Lalu bagaimana sebaiknya manusia dalam menjalani kehidupan sosialnya agar menjadi individu yang matang dan bermakna? Dalam menjalani kehidupan sosial, kita sering dihadapkan pada beberapa pilihan, apakah kita ingin dihargai atau malah diremehkan? Apakah kita ingin menjadi pemimpin atau hanya pengikut yang mudah diperalat?
Sayyidina Ali bin Abi Thalib, salah satu tokoh paling bijak dalam sejarah Islam, memberikan pesan-pesan mendalam tentang bagaimana seharusnya kita bersikap dalam bersosialisasi dengan orang lain. Tiga nasihat beliau berikut ini bisa menjadi pegangan yang kuat untuk hidup lebih bermartabat dan bermakna.
Pertama, bersikaplah baik kepada siapapun, karena itu kunci dari kepemimpinan. "Jika kamu bersikap baik kepada orang lain, maka kamu akan menjadi pemimpinnya." Contoh mudahnya, kalau kita mampu memberi banyak hal kepada orang lain, maka kita secara otomatis akan menjadi pemimpin. Jika kita menolong orang lain dengan memberi uang, misalnya, maka orang yang kita tolong dipastikan akan mengikuti kita.
Pesan tersebut sederhana tetapi mengandung makna cukup dalam. Kebaikan bukan hanya tentang memberi atau membantu, tapi juga tentang menghargai, mendengarkan, dan memperlakukan orang lain dengan tulus. Ketika seseorang konsisten dalam berbuat baik, orang-orang di sekitarnya akan menaruh respek, bahkan tanpa diminta. Dari situlah kepemimpinan lahir—bukan dari jabatan, tapi dari keteladanan.

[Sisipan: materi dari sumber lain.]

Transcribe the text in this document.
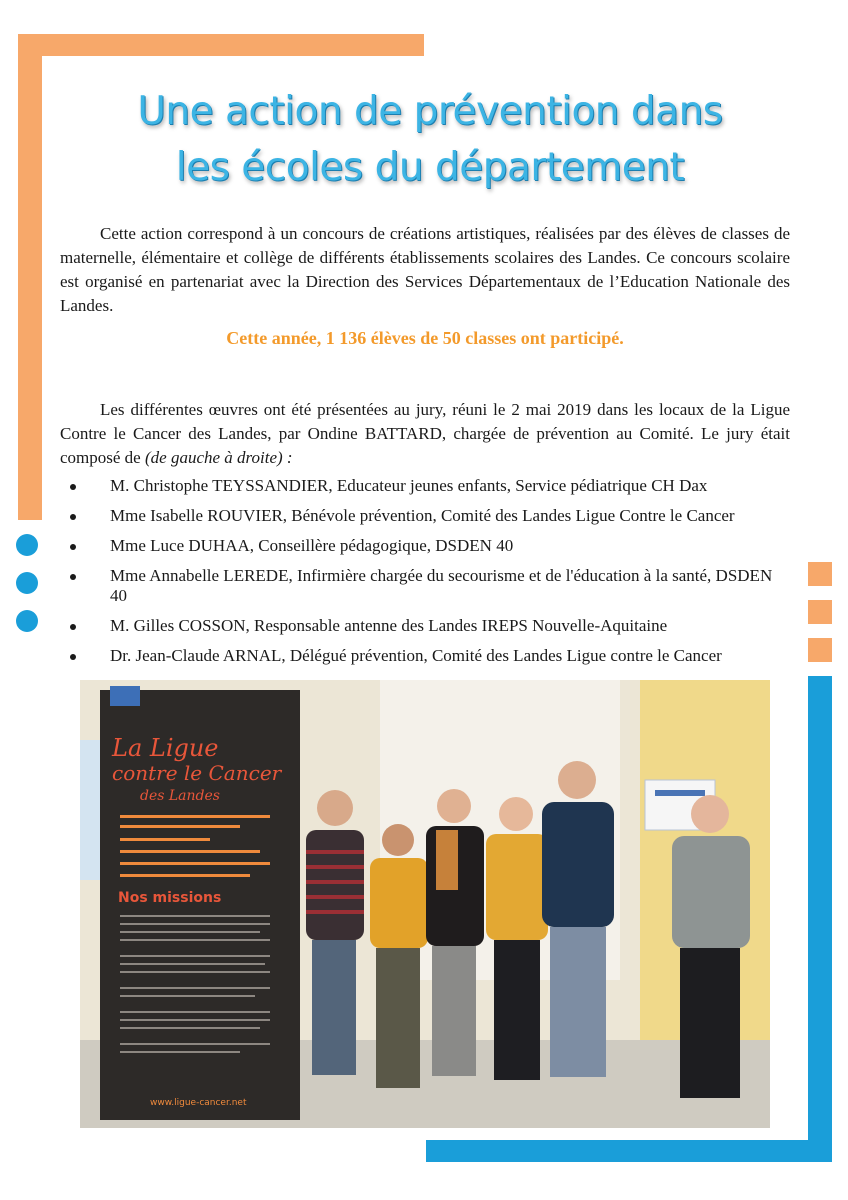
Une action de prévention dans
les écoles du département

Cette action correspond à un concours de créations artistiques, réalisées par des élèves de classes de maternelle, élémentaire et collège de différents établissements scolaires des Landes. Ce concours scolaire est organisé en partenariat avec la Direction des Services Départementaux de l’Education Nationale des Landes.

Cette année, 1 136 élèves de 50 classes ont participé.

Les différentes œuvres ont été présentées au jury, réuni le 2 mai 2019 dans les locaux de la Ligue Contre le Cancer des Landes, par Ondine BATTARD, chargée de prévention au Comité. Le jury était composé de (de gauche à droite) :

M. Christophe TEYSSANDIER, Educateur jeunes enfants, Service pédiatrique CH Dax
Mme Isabelle ROUVIER, Bénévole prévention, Comité des Landes Ligue Contre le Cancer
Mme Luce DUHAA, Conseillère pédagogique, DSDEN 40
Mme Annabelle LEREDE, Infirmière chargée du secourisme et de l'éducation à la santé, DSDEN 40
M. Gilles COSSON, Responsable antenne des Landes IREPS Nouvelle-Aquitaine
Dr. Jean-Claude ARNAL, Délégué prévention, Comité des Landes Ligue contre le Cancer
La Ligue
contre le Cancer
des Landes
Nos missions
www.ligue-cancer.net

Kedua, janganlah menjadi orang yang murahan, karena harga diri itu jauh lebih penting. "Kalau kamu menjadi orang yang murahan—setiap bertemu orang selalu ingin dikasih uang, ingin dikasih ini dan itu—pasti kamu akan menjadi pecundang".
Sayyidina Ali mengingatkan pentingnya menjaga harga diri. Sering kali, orang terjebak dalam mentalitas meminta-minta, berharap selalu diberi tanpa berusaha. Sikap seperti ini bukan hanya merusak martabat, tapi juga membuat orang lain kehilangan rasa hormat. Dalam bersosial, memberi itu lebih mulia daripada meminta (al-yad al-'ulya khairun minal yad al-sufla), dan menjaga kehormatan diri lebih utama daripada keuntungan sesaat.

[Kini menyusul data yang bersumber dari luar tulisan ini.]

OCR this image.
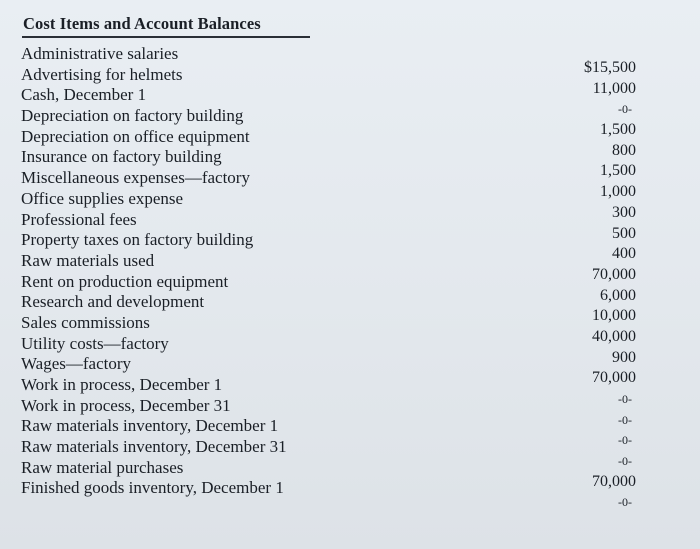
Cost Items and Account Balances
Administrative salaries
Advertising for helmets
Cash, December 1
Depreciation on factory building
Depreciation on office equipment
Insurance on factory building
Miscellaneous expenses—factory
Office supplies expense
Professional fees
Property taxes on factory building
Raw materials used
Rent on production equipment
Research and development
Sales commissions
Utility costs—factory
Wages—factory
Work in process, December 1
Work in process, December 31
Raw materials inventory, December 1
Raw materials inventory, December 31
Raw material purchases
Finished goods inventory, December 1
$15,500
11,000
-0-
1,500
800
1,500
1,000
300
500
400
70,000
6,000
10,000
40,000
900
70,000
-0-
-0-
-0-
-0-
70,000
-0-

Ketiga, jangan menjadi orang yang bergantung kepada orang lain, maka kamu akan menjadi setara. "Jangan pernah merasa butuh pada orang lain, maka kamu akan menjadi setara. Karena jika kita tidak butuh orang lain, maka kita sejajar dengannya." Kesetaraan itu ditunjukkan oleh sikap kita yang tidak mengandalkan atau bergantung kepada sesama. Ketergantungan adalah simbol kelemahan, yang artinya dia tidak setara dengan orang yang "digantungi".

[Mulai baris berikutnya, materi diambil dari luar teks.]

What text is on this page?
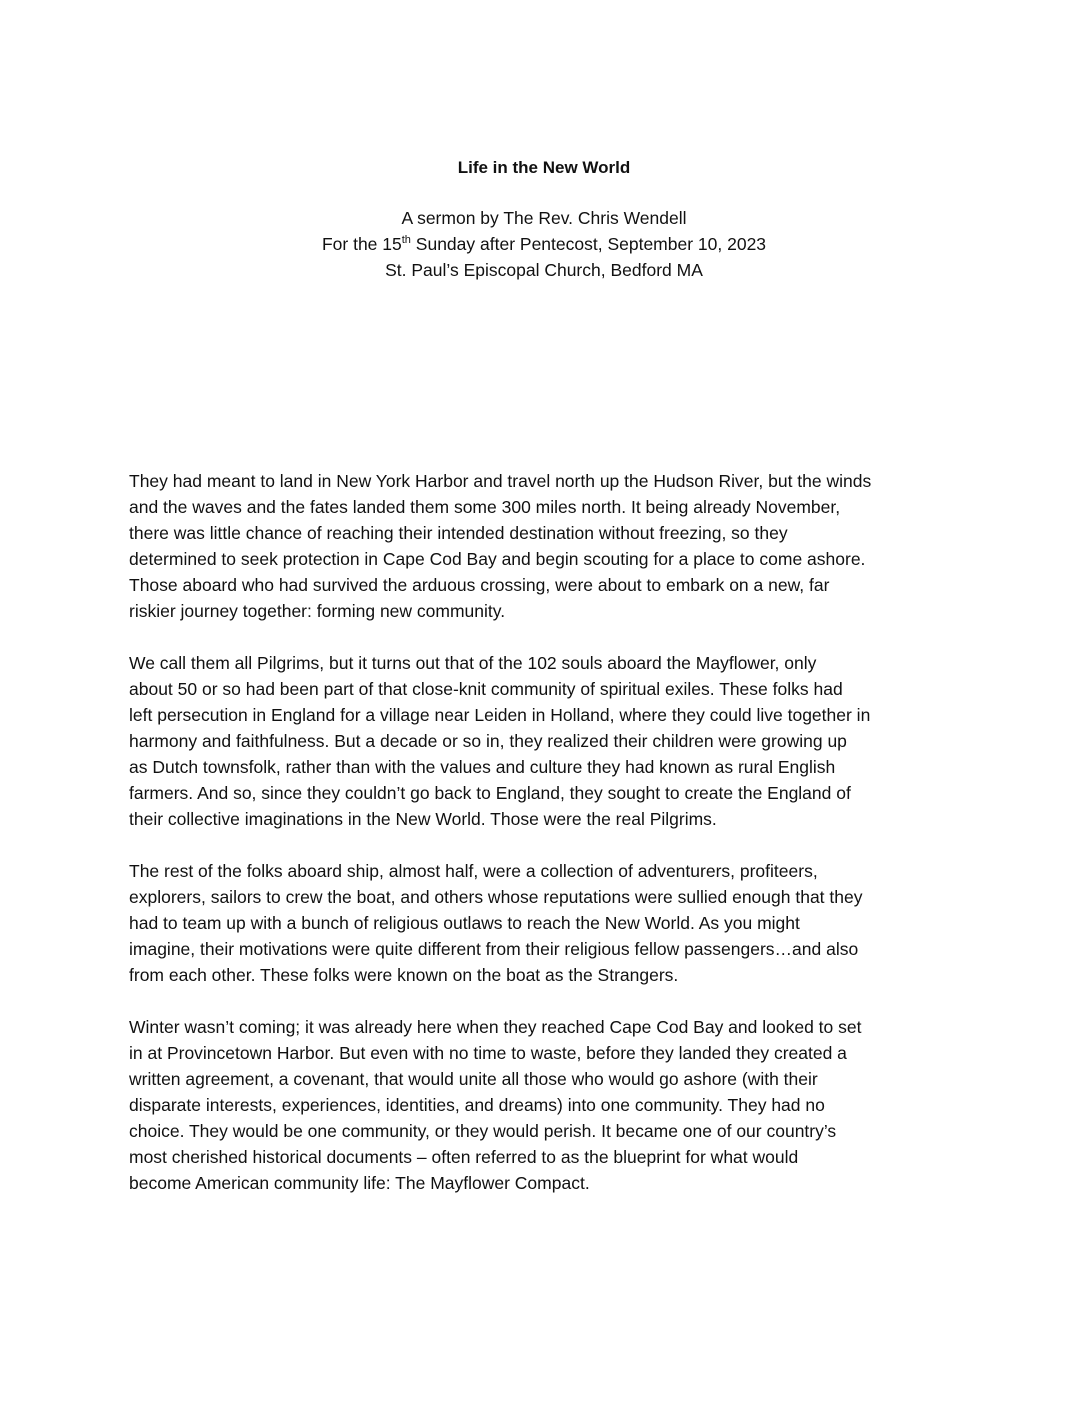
Life in the New World
A sermon by The Rev. Chris Wendell
For the 15th Sunday after Pentecost, September 10, 2023
St. Paul’s Episcopal Church, Bedford MA

They had meant to land in New York Harbor and travel north up the Hudson River, but the winds
and the waves and the fates landed them some 300 miles north. It being already November,
there was little chance of reaching their intended destination without freezing, so they
determined to seek protection in Cape Cod Bay and begin scouting for a place to come ashore.
Those aboard who had survived the arduous crossing, were about to embark on a new, far
riskier journey together: forming new community.

We call them all Pilgrims, but it turns out that of the 102 souls aboard the Mayflower, only
about 50 or so had been part of that close-knit community of spiritual exiles. These folks had
left persecution in England for a village near Leiden in Holland, where they could live together in
harmony and faithfulness. But a decade or so in, they realized their children were growing up
as Dutch townsfolk, rather than with the values and culture they had known as rural English
farmers. And so, since they couldn’t go back to England, they sought to create the England of
their collective imaginations in the New World. Those were the real Pilgrims.

The rest of the folks aboard ship, almost half, were a collection of adventurers, profiteers,
explorers, sailors to crew the boat, and others whose reputations were sullied enough that they
had to team up with a bunch of religious outlaws to reach the New World. As you might
imagine, their motivations were quite different from their religious fellow passengers…and also
from each other. These folks were known on the boat as the Strangers.

Winter wasn’t coming; it was already here when they reached Cape Cod Bay and looked to set
in at Provincetown Harbor. But even with no time to waste, before they landed they created a
written agreement, a covenant, that would unite all those who would go ashore (with their
disparate interests, experiences, identities, and dreams) into one community. They had no
choice. They would be one community, or they would perish. It became one of our country’s
most cherished historical documents – often referred to as the blueprint for what would
become American community life: The Mayflower Compact.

Kemandirian adalah fondasi dari hubungan yang sehat. Saat kita tidak bergantung pada orang lain, hubungan sosial menjadi lebih jujur, tidak ada rasa inferior atau superior. Ketika kita merasa cukup dengan apa yang kita miliki, kita tidak mudah tergoda untuk merendahkan diri demi mendapatkan sesuatu dari orang lain. Di situlah letak kesetaraan dan kehormatan.
Pesan-pesan Sayyidina Ali ini bukan sekadar nasihat, melainkan prinsip hidup yang relevan sepanjang zaman. Dalam dunia yang makin individualistis dan penuh persaingan, menjaga sikap baik, harga diri, dan kemandirian sosial adalah jalan untuk menjadi pribadi yang kuat dan dihormati. Al-mukmin al-qawiyyu khairun min al-mukmin al-dlaif (mukmin yang kuat itu lebih baik dari mukmin yang lemah).
Mari kita renungkan dan praktikkan prinsip hidup di atas. Percayalah, kemuliaan itu terbangun dari cara pandang dan sikap kita terhadap orang lain, bukan tuntutan kita atas orang lain terhadap diri kita. Bangun "self esteem" kita agar tetap sehat untuk menjaga hidup kita yang tidak hanya pandai bergaul, tetapi juga bermakna, baik bagi diri kita maupun orang lain. Wallahu a'lam.